Re: Transparent column encryption

From: Jehan-Guillaume de Rorthais <jgdr(at)dalibo(dot)com>
To: Peter Eisentraut <peter(dot)eisentraut(at)enterprisedb(dot)com>
Cc: pgsql-hackers <pgsql-hackers(at)postgresql(dot)org>
Subject: Re: Transparent column encryption
Date: 2022-10-28 10:16:29
Message-ID: 20221028121629.6467d8f9@karst
Views: Raw Message | Whole Thread | Download mbox | Resend email
Thread:
Lists: pgsql-hackers

Hi,

I did a review of the documentation and usability.

# Applying patch

The patch applied on top of f13b2088fa2 without trouble. Notice a small
warning during compilation:

colenccmds.c:134:27: warning: ‘encval’ may be used uninitialized

A simple fix could be:

+++ b/src/backend/commands/colenccmds.c
@@ -119,2 +119,3
encval = defGetString(encvalEl);
+ *encval_p = encval;
}
@@ -132,4 +133,2
*alg_p = alg;
- if (encval_p)
- *encval_p = encval;
}

# Documentation

* In page "create_column_encryption_key.sgml", both encryption algorithms for
a CMK are declared as the default one:

+ <para>
+ The encryption algorithm that was used to encrypt the key material of
+ this column encryption key. Supported algorithms are:
+ <itemizedlist>
+ <listitem>
+ <para><literal>RSAES_OAEP_SHA_1</literal> (default)</para>
+ </listitem>
+ <listitem>
+ <para><literal>RSAES_OAEP_SHA_256</literal> (default)</para>
+ </listitem>
+ </itemizedlist>
+ </para>

As far as I understand the code, I suppose RSAES_OAEP_SHA_1 should be the
default.

I believe two information should be clearly shown to user somewhere in
chapter 5.5 instead of being buried deep in documentation:

* «COPY does not support column decryption», currently buried in pg_dump page
* «When transparent column encryption is enabled, the client encoding must
match the server encoding», currently buried in the protocol description
page.

* In the libpq doc of PQexecPrepared2, "paramForceColumnEncryptions" might
deserve a little more detail about the array format, like «0 means "don't
enforce" and anything else enforce the encryption is enabled on this
column». By the way, maybe this array could be an array of boolean?

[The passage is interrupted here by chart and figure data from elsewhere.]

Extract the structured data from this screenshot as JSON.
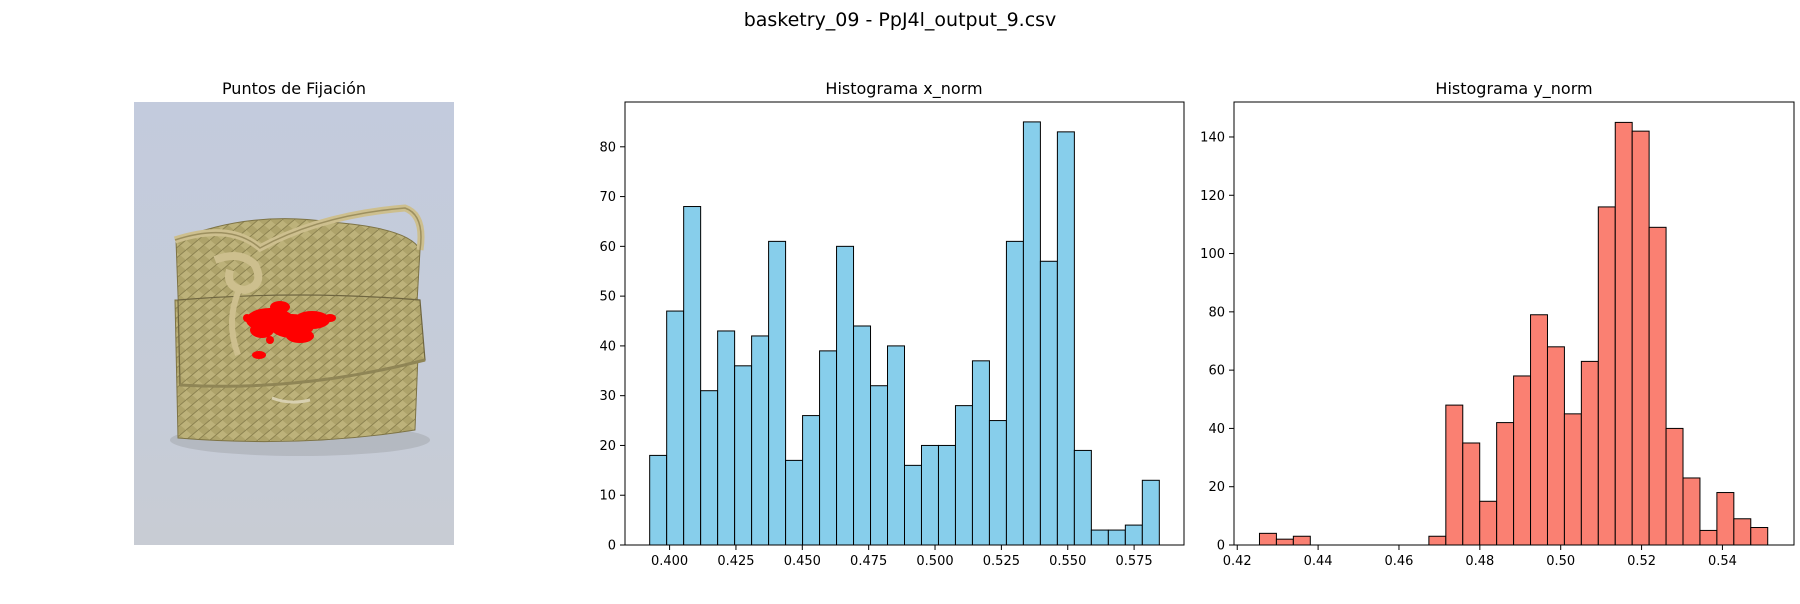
{
  "figure_title": "basketry_09 - PpJ4l_output_9.csv",
  "chart_data": [
    {
      "type": "image",
      "title": "Puntos de Fijación",
      "subject": "woven esparto basket bag with rope handle, red fixation point cluster on front flap",
      "colors": {
        "background": "#c3cbdd",
        "points": "#ff0000"
      }
    },
    {
      "type": "histogram",
      "title": "Histograma x_norm",
      "xlabel": "",
      "ylabel": "",
      "bin_start": 0.3925,
      "bin_width": 0.0064,
      "values": [
        18,
        47,
        68,
        31,
        43,
        36,
        42,
        61,
        17,
        26,
        39,
        60,
        44,
        32,
        40,
        16,
        20,
        20,
        28,
        37,
        25,
        61,
        85,
        57,
        83,
        19,
        3,
        3,
        4,
        13
      ],
      "xlim": [
        0.3832,
        0.5938
      ],
      "ylim": [
        0,
        89
      ],
      "xticks": [
        "0.400",
        "0.425",
        "0.450",
        "0.475",
        "0.500",
        "0.525",
        "0.550",
        "0.575"
      ],
      "yticks": [
        "0",
        "10",
        "20",
        "30",
        "40",
        "50",
        "60",
        "70",
        "80"
      ],
      "colors": {
        "fill": "#87ceeb",
        "edge": "#000000"
      },
      "grid": false,
      "legend": "none"
    },
    {
      "type": "histogram",
      "title": "Histograma y_norm",
      "xlabel": "",
      "ylabel": "",
      "bin_start": 0.4255,
      "bin_width": 0.00419,
      "values": [
        4,
        2,
        3,
        0,
        0,
        0,
        0,
        0,
        0,
        0,
        3,
        48,
        35,
        15,
        42,
        58,
        79,
        68,
        45,
        63,
        116,
        145,
        142,
        109,
        40,
        23,
        5,
        18,
        9,
        6
      ],
      "xlim": [
        0.4192,
        0.5577
      ],
      "ylim": [
        0,
        152
      ],
      "xticks": [
        "0.42",
        "0.44",
        "0.46",
        "0.48",
        "0.50",
        "0.52",
        "0.54"
      ],
      "yticks": [
        "0",
        "20",
        "40",
        "60",
        "80",
        "100",
        "120",
        "140"
      ],
      "colors": {
        "fill": "#fa8072",
        "edge": "#000000"
      },
      "grid": false,
      "legend": "none"
    }
  ]
}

* In chapter 55.2.5 (protocol-flow) is stated: «when column encryption is
used, the plaintext is always in text format (not binary format).». Does it
means parameter "resultFormat" in "PQexecPrepared2" should always be 0? If
yes, is it worth keeping this argument? Moreover, this format constraint
should probably be explained in the libpq page as well.

# Protocol

* In the ColumnEncryptionKey message, it seems the field holding the length
key material is redundant with the message length itself, as all other
fields have a known size. The key material length is the message length -
(4+4+4+2). For comparison, the AuthenticationSASLContinue message has a
variable data size but rely only on the message length without additional
field.

* I wonder if encryption related fields in ParameterDescription and
RowDescription could be optional somehow? The former might be quite large
when using a lot of parameters (like, imagine a large and ugly
"IN($1...$N)"). On the other hand, these messages are not sent in high
frequency anyway...

# libpq

Would it be possible to have an encryption-ready PQexecParams() equivalent
of what PQprepare/describe/exec do?

# psql

* You already mark \d in the TODO. But having some psql command to list the
known CEK/CMK might be useful as well.

* about write queries using psql, would it be possible to use psql
parameters? Eg.:

=> \set c1 myval
=> INSERT INTO mytable VALUES (:'c1') \gencr

# Manual tests

* The lookup error message is shown twice for some reason:

=> select * from test_tce;
no CMK lookup found for realm ""

no CMK lookup found for realm ""

It might worth adding the column name and the CMK/CEK names related to each
error message? Last, notice the useless empty line between messages.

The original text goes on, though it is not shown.